The research is supported by a data tool that provides businesses, governments and insurers with a financial impact assessment of the most significant global threats facing society today, such as the GDP impact of extreme events across 107 countries and at three levels of severity (major, severe, and extreme).
Managing physical and transition risks
Extreme weather events threaten disruption to everyone; from a corporate perspective, transitioning supporting industries at the pace required adds further risks. Respectively, these are called physical and transition risks. According to Lloyd’s, they are happening in parallel and need to be managed carefully, to ensure that the right types of technology are in place to facilitate transformation.
Global food and water systems are already under chronic pressure from population growth and shifting consumption patterns. They are vulnerable to acute disruption, due to their globalised and interconnected supply chains – adding catastrophic weather events would cause significant disruption to businesses and communities around the world.
Different regions face different risk
The data tool includes regional analysis which illustrates the potential economic losses based on where extreme weather may hit. The recovery time for individual countries or regions depends on the structure of their economy, exposure levels and resilience.

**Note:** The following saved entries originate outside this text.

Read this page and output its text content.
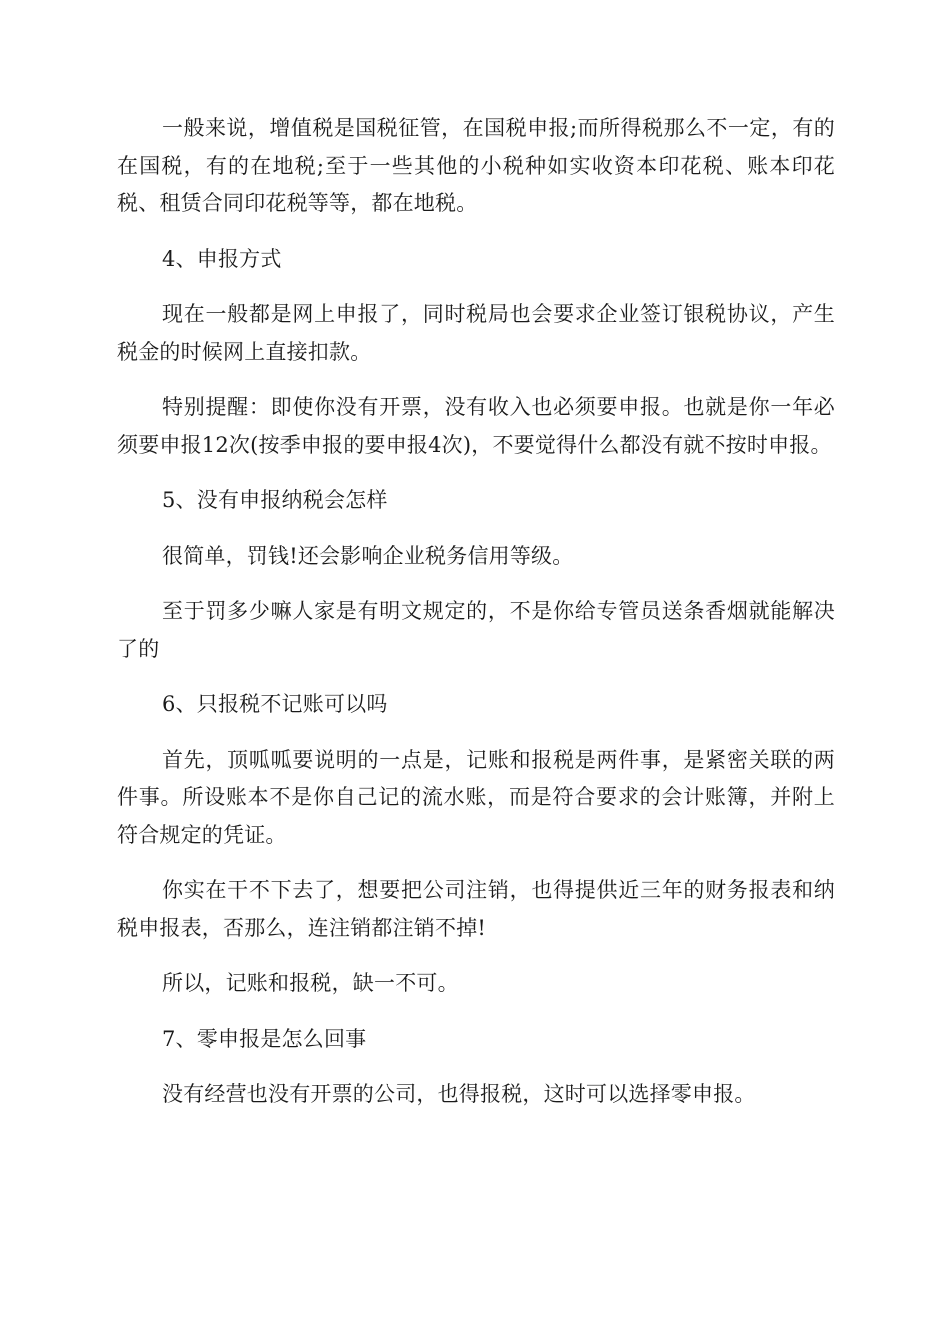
一般来说，增值税是国税征管，在国税申报;而所得税那么不一定，有的在国税，有的在地税;至于一些其他的小税种如实收资本印花税、账本印花税、租赁合同印花税等等，都在地税。

4、申报方式

现在一般都是网上申报了，同时税局也会要求企业签订银税协议，产生税金的时候网上直接扣款。

特别提醒：即使你没有开票，没有收入也必须要申报。也就是你一年必须要申报12次(按季申报的要申报4次)，不要觉得什么都没有就不按时申报。

5、没有申报纳税会怎样

很简单，罚钱!还会影响企业税务信用等级。

至于罚多少嘛人家是有明文规定的，不是你给专管员送条香烟就能解决了的

6、只报税不记账可以吗

首先，顶呱呱要说明的一点是，记账和报税是两件事，是紧密关联的两件事。所设账本不是你自己记的流水账，而是符合要求的会计账簿，并附上符合规定的凭证。

你实在干不下去了，想要把公司注销，也得提供近三年的财务报表和纳税申报表，否那么，连注销都注销不掉!

所以，记账和报税，缺一不可。

7、零申报是怎么回事

没有经营也没有开票的公司，也得报税，这时可以选择零申报。
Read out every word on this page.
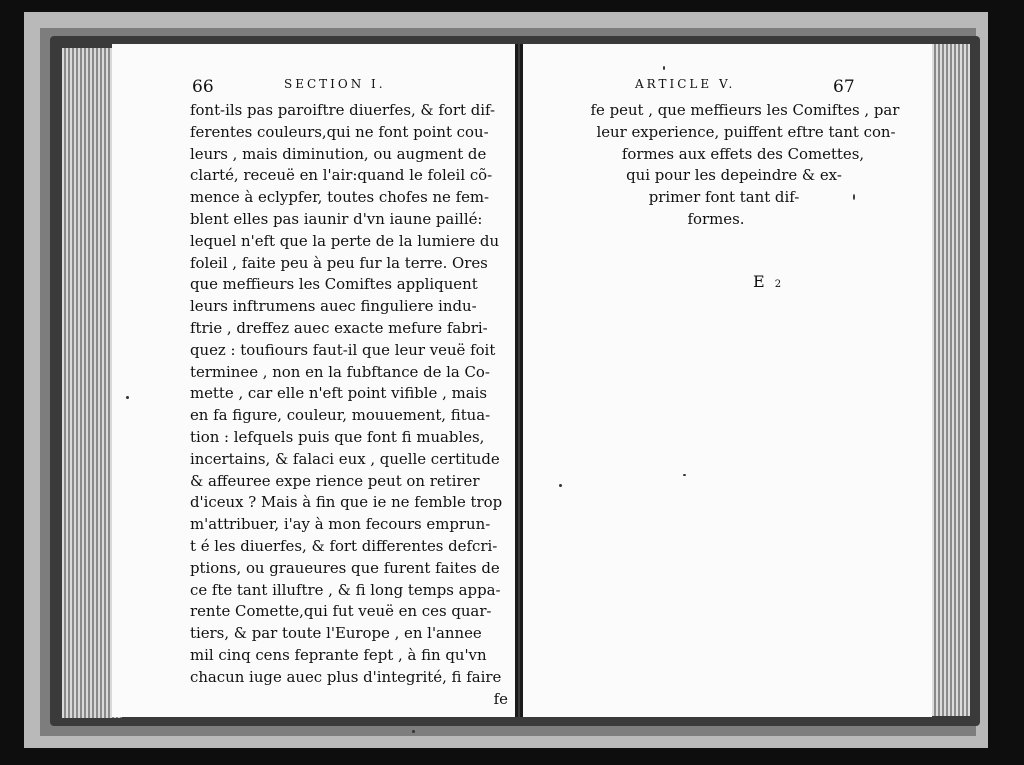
66	SECTION I.
font-ils pas paroiftre diuerfes, & fort dif-
ferentes couleurs,qui ne font point cou-
leurs , mais diminution, ou augment de
clarté, receuë en l'air:quand le foleil cõ-
mence à eclypfer, toutes chofes ne fem-
blent elles pas iaunir d'vn iaune paillé:
lequel n'eft que la perte de la lumiere du
foleil , faite peu à peu fur la terre. Ores
que meffieurs les Comiftes appliquent
leurs inftrumens auec finguliere indu-
ftrie , dreffez auec exacte mefure fabri-
quez : toufiours faut-il que leur veuë foit
terminee , non en la fubftance de la Co-
mette , car elle n'eft point vifible , mais
en fa figure, couleur, mouuement, fitua-
tion : lefquels puis que font fi muables,
incertains, & falaci eux , quelle certitude
& affeuree expe rience peut on retirer
d'iceux ? Mais à fin que ie ne femble trop
m'attribuer, i'ay à mon fecours emprun-
t é les diuerfes, & fort differentes defcri-
ptions, ou graueures que furent faites de
ce fte tant illuftre , & fi long temps appa-
rente Comette,qui fut veuë en ces quar-
tiers, & par toute l'Europe , en l'annee
mil cinq cens feprante fept , à fin qu'vn
chacun iuge auec plus d'integrité, fi faire
fe
ARTICLE V.	67
fe peut , que meffieurs les Comiftes , par
leur experience, puiffent eftre tant con-
formes aux effets des Comettes,
qui pour les depeindre & ex-
primer font tant dif-
formes.
E 2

For example, Greater China would feel the largest financial impact, with losses of $4.6 trillion over five years, followed closely by Asia Pacific at $4.5 trillion. As a percentage share of GDP, the Caribbean would be impacted the most by an event focused on its shores, losing 19% of GDP across the five-year period.
The research highlights a significant climate risk protection gap, with estimates suggesting that only a third of the global economic losses caused by extreme weather and climate-related risks are currently insured.
This story suggests different takeaways depending on the sector. Agriculture and the food system as a whole ought to invest in adaptation measures to boost their resilience and make sure that they are insured most effectively against the impacts of climate change.
For the insurance sector, there are both risks and opportunities. On the one hand, it needs to establish plans to evolve in line with the changing climate to avoid exposing itself to major financial losses; on the other hand, the fact that only a third of the estimated $5 trillion losses are insured indicates a major gap in the market that can be filled with the right policies in place.